# Cz 97b



## akr (Mar 8, 2007)

Does anybody have a CZ 97B, and how do you like it? Do you wish you had bought another one? I have been looking to buy a .45ACP.


----------



## Python1969 (Jan 28, 2008)

I don't personally own one but I shoot my brother's every time we go to the range. 

You'll get the typical CZ reliability we've all grown accustomed to. The grip is a tad big thicker (feels like a springfield XD9 grip) but nothing like the old Para Ordinance pistols. Also like typical CZ's, it's on the heavier side which to some is a turn off but it truly tames the muzzle durring rapid firing.

My brother prefers this over his 1911 pistols due to the ergonomics. He was torn between this and the XD 45 but preferred the grip on this one better.

The only hiccup I've seen was with some crappy reloads but otherwise, it's digested everything else.

If I was in the market for a .45 other than the 1911, this would be it.


----------



## Justice4all (Feb 10, 2008)

I had one for a year and consider it to be the most accurate .45 I've owned yet. Full loads are fairly mild and if you have medium to small hands the trigger is easier to reach in single action (at least for me).

I had zero problems other than a couple of crappy Pro Mag magazines. But that could be true for any autoloader. I picked mine up for around $450 and they are now around $600 or more. If I had the cash, I'd buy another without hesitation. I had the polycoat finish and it was extremely durable and it never acquired any blemishes while it was in my possession. 

The downsides you'll experience are the acute lack of decent holsters and not a lot of grip choices. The factory magazines are good (MecGar) but pretty pricey.

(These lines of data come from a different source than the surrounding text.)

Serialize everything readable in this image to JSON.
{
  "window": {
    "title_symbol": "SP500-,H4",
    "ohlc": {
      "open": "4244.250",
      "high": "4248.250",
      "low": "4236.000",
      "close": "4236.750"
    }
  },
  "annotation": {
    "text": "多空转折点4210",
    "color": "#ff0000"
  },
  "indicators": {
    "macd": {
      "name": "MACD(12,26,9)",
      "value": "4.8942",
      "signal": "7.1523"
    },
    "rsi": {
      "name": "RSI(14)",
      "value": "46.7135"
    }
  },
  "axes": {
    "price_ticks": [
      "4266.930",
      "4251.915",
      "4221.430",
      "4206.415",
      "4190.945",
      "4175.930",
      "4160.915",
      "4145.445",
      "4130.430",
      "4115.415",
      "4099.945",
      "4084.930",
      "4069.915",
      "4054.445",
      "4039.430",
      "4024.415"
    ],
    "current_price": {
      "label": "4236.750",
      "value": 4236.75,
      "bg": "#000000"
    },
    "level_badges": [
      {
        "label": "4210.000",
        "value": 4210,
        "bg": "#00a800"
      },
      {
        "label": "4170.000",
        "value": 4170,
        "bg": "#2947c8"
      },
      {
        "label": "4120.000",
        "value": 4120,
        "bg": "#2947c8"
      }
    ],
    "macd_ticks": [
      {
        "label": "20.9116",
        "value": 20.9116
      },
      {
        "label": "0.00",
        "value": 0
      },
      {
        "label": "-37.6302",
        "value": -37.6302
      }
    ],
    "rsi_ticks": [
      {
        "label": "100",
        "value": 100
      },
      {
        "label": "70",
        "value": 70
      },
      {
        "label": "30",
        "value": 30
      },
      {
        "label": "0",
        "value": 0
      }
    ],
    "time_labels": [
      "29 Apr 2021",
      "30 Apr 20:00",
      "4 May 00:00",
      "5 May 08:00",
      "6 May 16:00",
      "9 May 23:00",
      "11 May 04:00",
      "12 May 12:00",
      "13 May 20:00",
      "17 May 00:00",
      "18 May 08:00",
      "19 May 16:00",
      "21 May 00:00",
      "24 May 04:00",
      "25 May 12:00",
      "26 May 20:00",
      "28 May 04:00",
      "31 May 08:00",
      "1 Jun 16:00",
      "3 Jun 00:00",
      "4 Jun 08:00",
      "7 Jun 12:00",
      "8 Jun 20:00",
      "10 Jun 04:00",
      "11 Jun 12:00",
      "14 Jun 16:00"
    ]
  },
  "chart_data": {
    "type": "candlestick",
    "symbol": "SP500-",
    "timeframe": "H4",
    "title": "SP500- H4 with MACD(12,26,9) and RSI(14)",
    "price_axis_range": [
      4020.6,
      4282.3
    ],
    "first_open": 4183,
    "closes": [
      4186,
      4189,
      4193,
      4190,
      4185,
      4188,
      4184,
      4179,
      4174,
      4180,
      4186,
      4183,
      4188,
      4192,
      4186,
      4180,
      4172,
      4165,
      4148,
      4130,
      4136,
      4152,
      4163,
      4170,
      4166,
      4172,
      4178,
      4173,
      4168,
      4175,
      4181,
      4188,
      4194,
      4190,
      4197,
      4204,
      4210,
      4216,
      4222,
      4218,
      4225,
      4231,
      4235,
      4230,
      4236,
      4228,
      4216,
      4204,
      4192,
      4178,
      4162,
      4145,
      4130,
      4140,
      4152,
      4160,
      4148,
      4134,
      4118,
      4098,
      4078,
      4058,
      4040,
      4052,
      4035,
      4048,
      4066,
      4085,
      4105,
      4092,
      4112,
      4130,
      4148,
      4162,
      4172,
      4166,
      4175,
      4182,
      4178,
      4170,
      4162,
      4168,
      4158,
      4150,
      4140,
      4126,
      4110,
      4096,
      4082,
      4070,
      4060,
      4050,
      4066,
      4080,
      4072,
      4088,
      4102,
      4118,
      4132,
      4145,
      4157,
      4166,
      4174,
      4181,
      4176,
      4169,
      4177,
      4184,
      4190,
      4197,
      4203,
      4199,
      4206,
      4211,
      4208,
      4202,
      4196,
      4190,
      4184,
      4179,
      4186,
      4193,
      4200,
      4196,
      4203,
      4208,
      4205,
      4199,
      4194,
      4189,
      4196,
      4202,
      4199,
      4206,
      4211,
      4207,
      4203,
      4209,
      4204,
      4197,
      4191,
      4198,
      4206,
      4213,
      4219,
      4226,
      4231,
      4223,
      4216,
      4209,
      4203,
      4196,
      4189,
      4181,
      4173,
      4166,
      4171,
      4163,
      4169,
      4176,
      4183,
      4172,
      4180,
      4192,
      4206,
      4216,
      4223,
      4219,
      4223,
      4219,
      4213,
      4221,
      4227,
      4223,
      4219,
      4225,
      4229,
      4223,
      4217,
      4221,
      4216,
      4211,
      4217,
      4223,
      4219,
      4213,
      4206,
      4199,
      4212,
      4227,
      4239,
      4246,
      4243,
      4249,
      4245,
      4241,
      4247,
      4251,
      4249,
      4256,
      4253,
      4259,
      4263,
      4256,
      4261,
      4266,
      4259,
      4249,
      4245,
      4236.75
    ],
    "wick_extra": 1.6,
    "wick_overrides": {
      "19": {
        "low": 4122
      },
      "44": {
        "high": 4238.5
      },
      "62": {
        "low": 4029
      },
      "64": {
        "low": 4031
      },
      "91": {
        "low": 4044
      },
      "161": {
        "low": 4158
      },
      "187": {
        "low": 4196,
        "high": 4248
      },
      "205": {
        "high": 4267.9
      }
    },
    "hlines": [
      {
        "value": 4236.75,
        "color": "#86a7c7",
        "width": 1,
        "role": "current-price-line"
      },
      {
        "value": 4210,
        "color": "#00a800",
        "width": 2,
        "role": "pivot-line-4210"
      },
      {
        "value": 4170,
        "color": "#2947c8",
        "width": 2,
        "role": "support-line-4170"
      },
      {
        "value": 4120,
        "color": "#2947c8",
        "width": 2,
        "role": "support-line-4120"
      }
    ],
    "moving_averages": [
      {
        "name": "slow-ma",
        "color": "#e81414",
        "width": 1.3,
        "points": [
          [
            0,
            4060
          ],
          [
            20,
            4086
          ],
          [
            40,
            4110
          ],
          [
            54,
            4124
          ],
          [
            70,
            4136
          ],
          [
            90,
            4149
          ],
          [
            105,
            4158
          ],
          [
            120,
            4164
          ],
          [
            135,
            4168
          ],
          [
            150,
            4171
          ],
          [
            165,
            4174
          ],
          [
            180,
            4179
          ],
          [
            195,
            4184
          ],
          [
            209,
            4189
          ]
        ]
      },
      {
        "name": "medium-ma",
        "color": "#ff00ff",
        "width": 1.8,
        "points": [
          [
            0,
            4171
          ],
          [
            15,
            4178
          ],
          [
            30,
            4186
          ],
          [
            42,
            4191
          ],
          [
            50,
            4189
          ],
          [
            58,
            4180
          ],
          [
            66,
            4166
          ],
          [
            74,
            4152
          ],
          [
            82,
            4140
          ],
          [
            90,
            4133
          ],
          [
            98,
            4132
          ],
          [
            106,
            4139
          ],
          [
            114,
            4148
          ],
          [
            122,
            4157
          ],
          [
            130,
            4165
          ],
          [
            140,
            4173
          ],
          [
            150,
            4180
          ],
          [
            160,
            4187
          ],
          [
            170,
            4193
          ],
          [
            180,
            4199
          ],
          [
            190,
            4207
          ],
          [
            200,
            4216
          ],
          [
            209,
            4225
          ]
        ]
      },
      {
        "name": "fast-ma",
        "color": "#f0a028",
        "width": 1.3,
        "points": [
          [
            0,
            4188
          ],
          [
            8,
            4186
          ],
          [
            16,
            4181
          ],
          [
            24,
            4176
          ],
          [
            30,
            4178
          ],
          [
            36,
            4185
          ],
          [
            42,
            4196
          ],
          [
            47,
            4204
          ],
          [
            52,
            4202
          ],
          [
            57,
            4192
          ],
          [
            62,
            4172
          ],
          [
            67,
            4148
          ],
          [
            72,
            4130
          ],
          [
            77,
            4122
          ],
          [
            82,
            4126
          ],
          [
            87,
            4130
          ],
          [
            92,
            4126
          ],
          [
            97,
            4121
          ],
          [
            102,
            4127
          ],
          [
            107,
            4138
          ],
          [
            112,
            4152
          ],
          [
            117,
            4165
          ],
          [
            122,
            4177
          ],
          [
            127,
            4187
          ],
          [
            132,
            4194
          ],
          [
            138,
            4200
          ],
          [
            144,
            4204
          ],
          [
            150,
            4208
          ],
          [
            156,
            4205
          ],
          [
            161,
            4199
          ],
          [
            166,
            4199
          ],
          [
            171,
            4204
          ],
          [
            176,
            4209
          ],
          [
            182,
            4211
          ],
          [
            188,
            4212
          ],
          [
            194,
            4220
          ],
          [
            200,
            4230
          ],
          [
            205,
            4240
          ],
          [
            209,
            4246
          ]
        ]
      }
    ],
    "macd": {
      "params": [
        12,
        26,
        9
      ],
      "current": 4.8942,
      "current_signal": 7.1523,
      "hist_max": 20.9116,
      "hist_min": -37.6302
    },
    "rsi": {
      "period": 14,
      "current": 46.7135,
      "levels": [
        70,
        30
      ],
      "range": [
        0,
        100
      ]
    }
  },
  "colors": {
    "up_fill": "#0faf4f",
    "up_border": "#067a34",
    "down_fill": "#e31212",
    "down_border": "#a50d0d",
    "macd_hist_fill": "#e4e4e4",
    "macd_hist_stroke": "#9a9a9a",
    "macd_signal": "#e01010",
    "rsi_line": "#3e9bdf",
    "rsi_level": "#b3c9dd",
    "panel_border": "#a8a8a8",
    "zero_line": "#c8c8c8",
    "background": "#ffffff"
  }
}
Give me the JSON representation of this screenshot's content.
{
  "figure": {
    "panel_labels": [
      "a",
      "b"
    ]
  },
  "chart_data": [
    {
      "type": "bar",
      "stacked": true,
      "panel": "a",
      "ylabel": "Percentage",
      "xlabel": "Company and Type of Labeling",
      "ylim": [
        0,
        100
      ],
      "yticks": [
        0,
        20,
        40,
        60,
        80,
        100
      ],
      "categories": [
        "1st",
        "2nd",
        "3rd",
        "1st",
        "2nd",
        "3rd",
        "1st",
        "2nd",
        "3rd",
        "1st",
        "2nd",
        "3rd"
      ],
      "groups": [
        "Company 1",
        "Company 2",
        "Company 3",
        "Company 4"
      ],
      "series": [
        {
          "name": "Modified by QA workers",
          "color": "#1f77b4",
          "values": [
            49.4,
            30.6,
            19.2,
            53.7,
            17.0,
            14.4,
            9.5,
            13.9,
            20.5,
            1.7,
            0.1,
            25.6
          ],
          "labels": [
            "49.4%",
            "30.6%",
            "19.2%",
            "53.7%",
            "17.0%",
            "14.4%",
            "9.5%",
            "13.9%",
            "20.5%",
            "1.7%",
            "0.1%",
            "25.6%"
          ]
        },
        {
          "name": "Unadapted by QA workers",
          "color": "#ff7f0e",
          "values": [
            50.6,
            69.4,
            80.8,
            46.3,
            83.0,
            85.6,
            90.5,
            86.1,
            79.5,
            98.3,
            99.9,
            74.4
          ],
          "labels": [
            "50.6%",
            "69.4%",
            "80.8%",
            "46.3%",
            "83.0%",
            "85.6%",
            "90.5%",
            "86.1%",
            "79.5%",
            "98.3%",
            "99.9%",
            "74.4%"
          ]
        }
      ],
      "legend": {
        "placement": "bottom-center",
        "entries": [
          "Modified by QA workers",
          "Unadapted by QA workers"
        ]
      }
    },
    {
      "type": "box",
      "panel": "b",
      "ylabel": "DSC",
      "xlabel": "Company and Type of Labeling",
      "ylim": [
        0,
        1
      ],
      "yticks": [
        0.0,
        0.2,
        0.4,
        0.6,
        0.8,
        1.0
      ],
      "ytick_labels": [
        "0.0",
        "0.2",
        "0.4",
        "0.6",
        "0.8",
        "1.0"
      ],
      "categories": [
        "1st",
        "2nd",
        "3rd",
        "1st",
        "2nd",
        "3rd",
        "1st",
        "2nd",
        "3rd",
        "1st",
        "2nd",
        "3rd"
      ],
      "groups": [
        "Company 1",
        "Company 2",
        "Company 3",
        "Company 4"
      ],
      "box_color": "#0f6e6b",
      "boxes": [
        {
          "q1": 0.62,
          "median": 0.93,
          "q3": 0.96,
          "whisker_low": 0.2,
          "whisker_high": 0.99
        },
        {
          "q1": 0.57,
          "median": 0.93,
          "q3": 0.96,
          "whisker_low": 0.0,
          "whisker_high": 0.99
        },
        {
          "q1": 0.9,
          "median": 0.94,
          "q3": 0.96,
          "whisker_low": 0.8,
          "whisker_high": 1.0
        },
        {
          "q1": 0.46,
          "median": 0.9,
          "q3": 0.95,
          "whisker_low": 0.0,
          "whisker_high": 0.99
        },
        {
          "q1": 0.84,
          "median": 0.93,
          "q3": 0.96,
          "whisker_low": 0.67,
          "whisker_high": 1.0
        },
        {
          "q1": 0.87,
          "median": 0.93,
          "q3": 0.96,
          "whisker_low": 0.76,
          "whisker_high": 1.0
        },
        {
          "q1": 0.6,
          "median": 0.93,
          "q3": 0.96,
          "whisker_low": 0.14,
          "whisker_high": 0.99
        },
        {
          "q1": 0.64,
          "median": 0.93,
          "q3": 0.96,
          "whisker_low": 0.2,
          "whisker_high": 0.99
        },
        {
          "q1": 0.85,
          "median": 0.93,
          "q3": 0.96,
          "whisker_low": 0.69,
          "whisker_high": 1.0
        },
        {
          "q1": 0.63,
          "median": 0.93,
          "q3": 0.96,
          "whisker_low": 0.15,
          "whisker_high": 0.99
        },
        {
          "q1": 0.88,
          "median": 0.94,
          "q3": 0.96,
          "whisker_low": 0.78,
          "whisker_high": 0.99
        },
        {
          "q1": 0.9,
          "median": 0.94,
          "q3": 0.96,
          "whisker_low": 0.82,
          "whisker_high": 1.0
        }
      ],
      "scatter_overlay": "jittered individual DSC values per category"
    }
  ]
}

The most beautiful gun I've seen to date was a 97b that was refinished in brushed chrome. It looked like a work of art.


----------



## oldscot3 (Jan 4, 2008)

Justice4all - Kirkpatrick Leather in Texas will make a holster for the cz97 I'm sure. They made me an OWB thumbbreak holster they call the Challenger 2000 for my Witness 10mm (a nice cz clone) for about $80.00. I'm am quite pleased with the fit and quality. I've had it about four years now, used it a lot, and it has held up well. No loose stitches etc.


----------



## Justice4all (Feb 10, 2008)

Yep, there are a few that would make a holster, including a fellow Utahan that I met in person (real nice guy). Here is his site: http://www.hbeleatherworks.com/

The downside is the quite substantial waiting period for most custom leather workers, and the lack of variety verses other mainline handguns. I think CZ's are pretty mainstream, but the major manufacturers seem to ignore them.

For an example of Eric's work, check out my pics, specifically the one with the PCR and IWB holster at this link under the Firearms album: http://community.webshots.com/user/Justice4all1


----------